Using local NVMe disks on Azure Machine Learning (AzureML) managed compute clusters, such as the Standard_NC80adis_H100_v5, is not explicitly supported for formatting and mounting during the node preparation or provisioning phase. The documentation indicates that while these VMs do include ephemeral local NVMe disks, the ability to format and mount these disks for AzureML jobs may not be feasible within the managed compute environment.
- Support for Local NVMe Disks: The local NVMe disks are primarily designed for use in raw Azure VMs where they can be formatted and mounted. In the context of AzureML managed compute clusters, there is no clear guidance on whether these disks can be utilized in the same manner. The typical usage scenario for AzureML managed clusters does not include direct access to local NVMe disks for job execution.

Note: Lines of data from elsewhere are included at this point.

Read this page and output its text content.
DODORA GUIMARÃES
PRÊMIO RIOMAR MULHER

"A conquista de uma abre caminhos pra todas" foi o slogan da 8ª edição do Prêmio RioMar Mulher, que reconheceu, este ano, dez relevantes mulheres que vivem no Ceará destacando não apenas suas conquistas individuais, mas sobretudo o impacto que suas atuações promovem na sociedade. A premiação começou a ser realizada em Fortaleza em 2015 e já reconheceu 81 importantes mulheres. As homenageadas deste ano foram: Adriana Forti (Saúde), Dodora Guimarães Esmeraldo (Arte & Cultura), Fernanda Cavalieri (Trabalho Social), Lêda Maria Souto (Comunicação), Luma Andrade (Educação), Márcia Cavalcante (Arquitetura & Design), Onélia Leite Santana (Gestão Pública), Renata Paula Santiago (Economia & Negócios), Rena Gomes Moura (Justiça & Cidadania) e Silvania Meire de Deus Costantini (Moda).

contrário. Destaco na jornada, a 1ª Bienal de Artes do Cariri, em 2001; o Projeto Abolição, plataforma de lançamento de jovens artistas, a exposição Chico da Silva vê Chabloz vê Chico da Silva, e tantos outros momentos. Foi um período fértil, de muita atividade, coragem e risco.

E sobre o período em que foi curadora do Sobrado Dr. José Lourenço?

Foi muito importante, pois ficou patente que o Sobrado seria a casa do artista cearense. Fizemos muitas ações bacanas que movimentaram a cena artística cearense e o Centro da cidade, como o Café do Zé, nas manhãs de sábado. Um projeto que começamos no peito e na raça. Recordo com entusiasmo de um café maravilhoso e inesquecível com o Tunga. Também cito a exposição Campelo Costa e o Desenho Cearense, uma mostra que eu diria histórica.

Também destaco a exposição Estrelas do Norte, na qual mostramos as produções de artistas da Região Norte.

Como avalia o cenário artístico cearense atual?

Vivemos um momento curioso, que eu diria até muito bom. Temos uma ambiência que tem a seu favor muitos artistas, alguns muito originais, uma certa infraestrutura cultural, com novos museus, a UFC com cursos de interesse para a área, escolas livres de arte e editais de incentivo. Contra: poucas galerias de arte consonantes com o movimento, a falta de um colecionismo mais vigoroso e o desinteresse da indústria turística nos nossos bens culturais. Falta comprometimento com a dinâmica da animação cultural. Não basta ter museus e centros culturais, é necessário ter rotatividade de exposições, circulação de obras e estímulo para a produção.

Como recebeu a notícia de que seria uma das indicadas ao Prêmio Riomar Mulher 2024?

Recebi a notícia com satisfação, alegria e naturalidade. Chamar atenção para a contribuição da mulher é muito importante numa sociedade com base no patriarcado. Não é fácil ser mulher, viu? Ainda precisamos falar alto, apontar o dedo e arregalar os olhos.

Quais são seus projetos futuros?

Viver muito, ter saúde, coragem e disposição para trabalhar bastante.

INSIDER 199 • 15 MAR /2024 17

- Access Limitations: Access to NVMe disks is generally more straightforward when using attached VMs or non-AzureML-managed virtual machines. In managed compute clusters, the environment is abstracted, and direct manipulation of the underlying VM disks is limited, which may lead to the filesystem or superblock errors you encountered when attempting to mount the NVMe disks during job execution.
Ultimately, if your goal is to use NVMe disks for fast local scratch storage during training jobs, you may need to consider using non-managed compute instances where you have full control over the VM and can format and mount the NVMe disks as needed.